Did you know, according to Jeff Brown of Main St., you should expect to pay 1% of your home’s value in home improvement and maintenance costs on a yearly basis? Brown points out that this is a minimum. For example, if your home is worth $250,000, you should expect at least $2,500 per year in improvement costs. The fact is that scraping together that money year after year can add up. To lessen this burden, you should take advantage of any home improvement deductions the United States government offers you. Here’s how.
- What Qualifies as Home Improvement?
- Did You Give to Charity?
- Think Green to Save Some Green
What qualifies for home improvement tax deductions can vary from year to year. Shana Ecker of The Huffington Post points out that, generally, things like plumbing, wiring, roof replacement, and other procedures meant to lengthen the life of your home are eligible for tax benefits. The IRS publishes the “Tax Information for Homeowners” guide every year to help American homeowners prepare their taxes with deductions in mind. If you are unsure if your work is covered, then this is the best place to start.
One thing homeowners often overlook when looking for breaks on their home improvement taxes is the role of charity.

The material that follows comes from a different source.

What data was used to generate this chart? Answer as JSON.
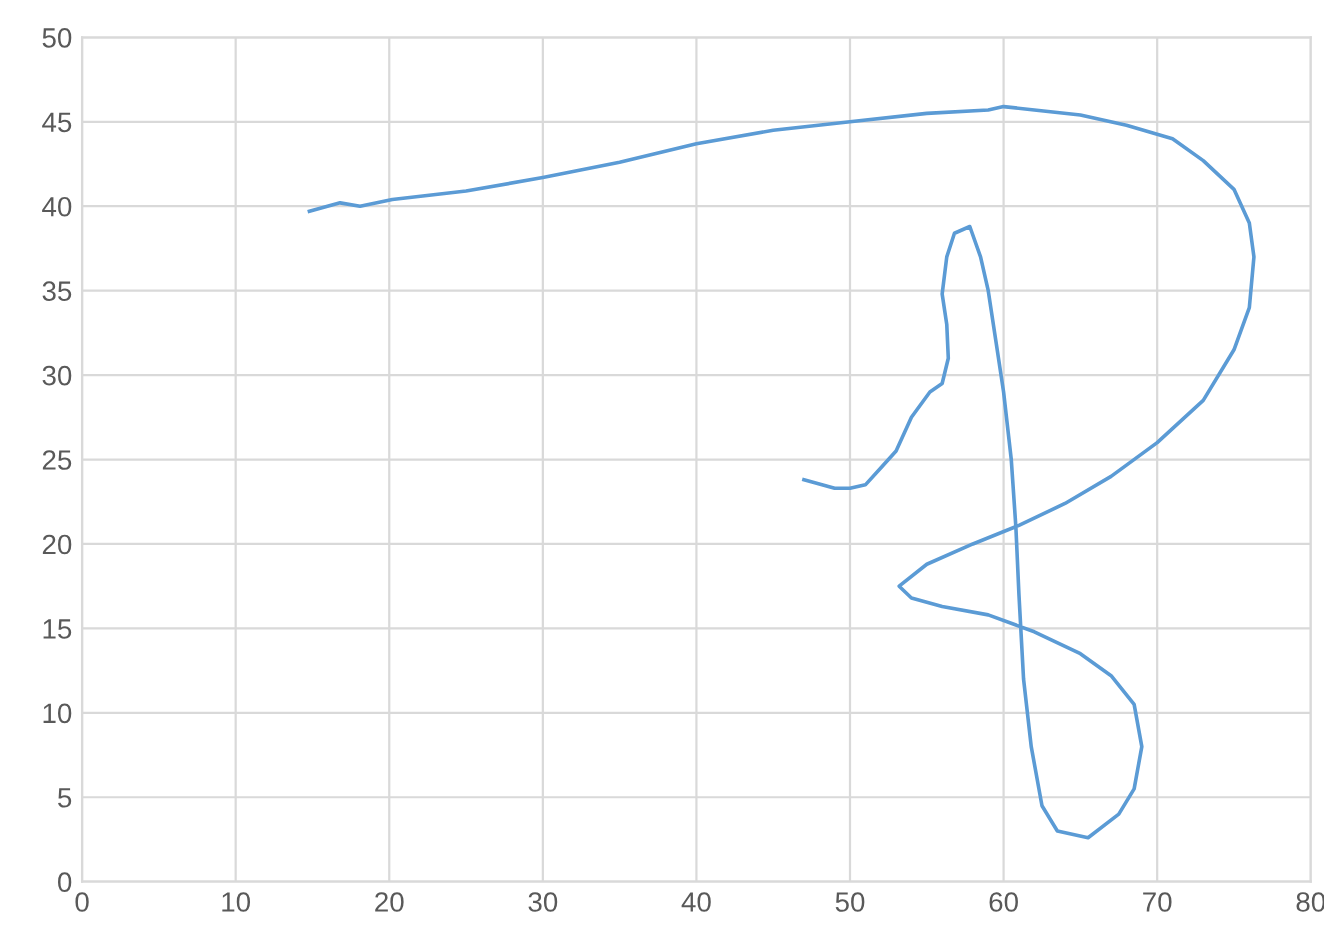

When you are redoing your kitchen, replacing the couch, or turning your college student’s bedroom into a pool hall, you are likely left with items you no longer need. Jennifer Carmon writes in “Most overlooked home-related tax deductions” that if you choose to donate these items to Goodwill, Salavation Army, or other charity organizations, then you can deduct their cost from your taxes. Not sure what you can donate for home improvement deductions? Check out Goodwill’s webpage for a full list.

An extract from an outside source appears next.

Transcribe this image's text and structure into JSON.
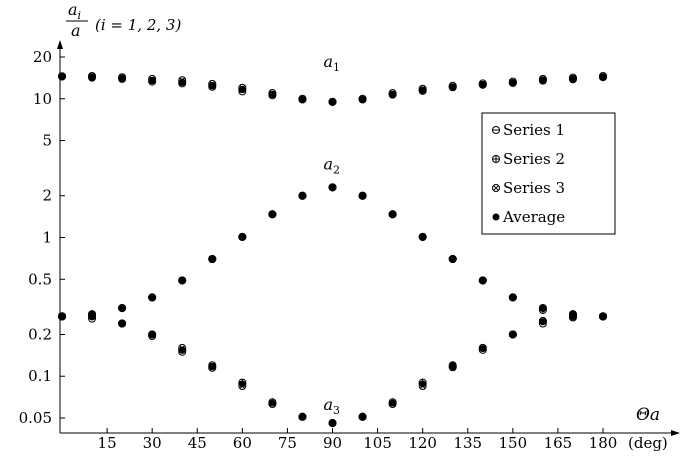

Did you know that many energy efficient appliances are eligible for tax breaks? Energy Star maintains a full listing of the items that qualify, their requirements, and the estimated deduction. For instance, installing a bio-mass stove with a thermal efficiency rating of 75% or more can net you a $300 tax break. Other qualifying appliances include windows, roofing, and insulation. Be sure to check the guide frequently as benefits shift from year to year.
If you were wondering how to catch a break on your home improvement, hopefully you now know how to do so. If you are unsure what qualifies as home improvement, as deductible charity, and green appliances benefiting from tax breaks, be sure to seek out the IRS, Goodwill, and Energy Star websites. Using them in tandem can save you a nice chunk of change through home improvement deductions.